COLUMBUS, Ohio – Many have looked to the stars for inspiration, but could a new cancer therapy be up there as well?

Ohio State University astronomers think so. After studying how different chemical elements absorb and emit radiation in stars and around black holes, they found that heavy metals such as iron emit low-energy electrons when exposed to x-rays at specific energies. With the help of medical physicists and radiation oncologists, the team has developed a radiation treatment intended to be tougher on tumors but gentler on nearby healthy tissue.

The concept, called resonant nano-plasma theranostics (RNPT), uses x-rays to fire electrons at malignant cells to destroy them. The methodology could revolutionize both x-ray imaging and cancer therapy, the astronomers said.

Electrons orbit the nuclei of atoms at various distances, and when an electron closer to the nucleus is lost, a more distant one may drop in to take its place, releasing energy in a phenomenon known as the Auger effect.

The astronomers believe that K-alpha x-ray frequencies kick the close-in electrons out of heavy-metal atoms like platinum, causing many far-out electrons to fall in while many more are kicked out. The free Auger electrons are low in energy but great in number and could easily bombard malignant cells, shattering their DNA.
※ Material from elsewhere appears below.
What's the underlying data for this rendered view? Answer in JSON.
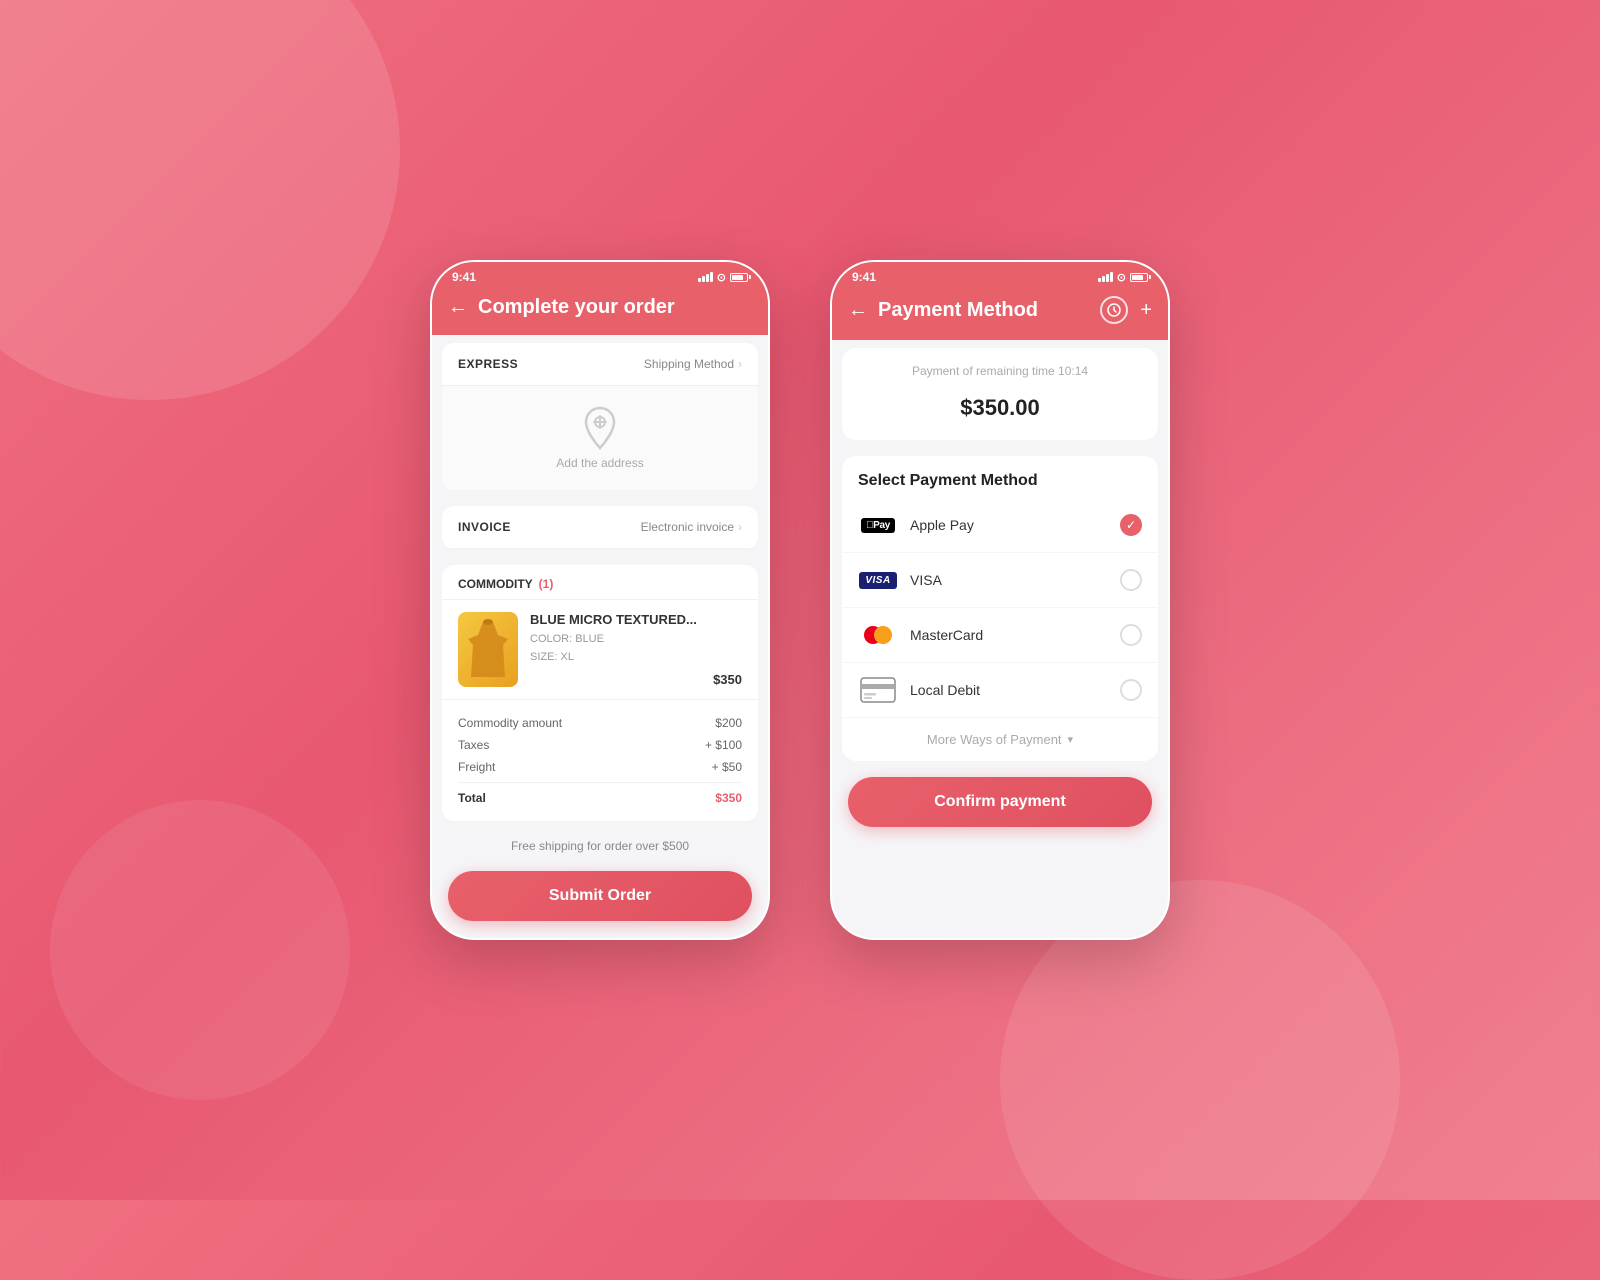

Typical therapeutic x-ray machines such as CT scanners generate full-spectrum x-rays, but with the new methodology, hospitals could employ RNPT using only K-alpha x-rays, greatly reducing a patient’s radiation exposure.

The scientists’ first experiment using the Auger effect demonstrated that it is possible to deliver specific frequencies of x-ray radiation to heavy-metal nanoparticles embedded in diseased tissue. The team is hopeful that, by targeting heavy-metal nanoparticles to certain sites in the body, x-ray imaging and therapy could become more precise and powerful, while radiation exposure would be reduced.

Research was funded by a Large Interdisciplinary Grant award from Ohio State, and computational resources were provided by the Ohio Supercomputer Center.

auger effect
The radiation-free transition that takes place within an ion, in which inner-shell vacancies in neutral atoms are filled by outer-shell electrons, thereby transferring energy to other electrons, which are ejected. The latter are called Auger electrons.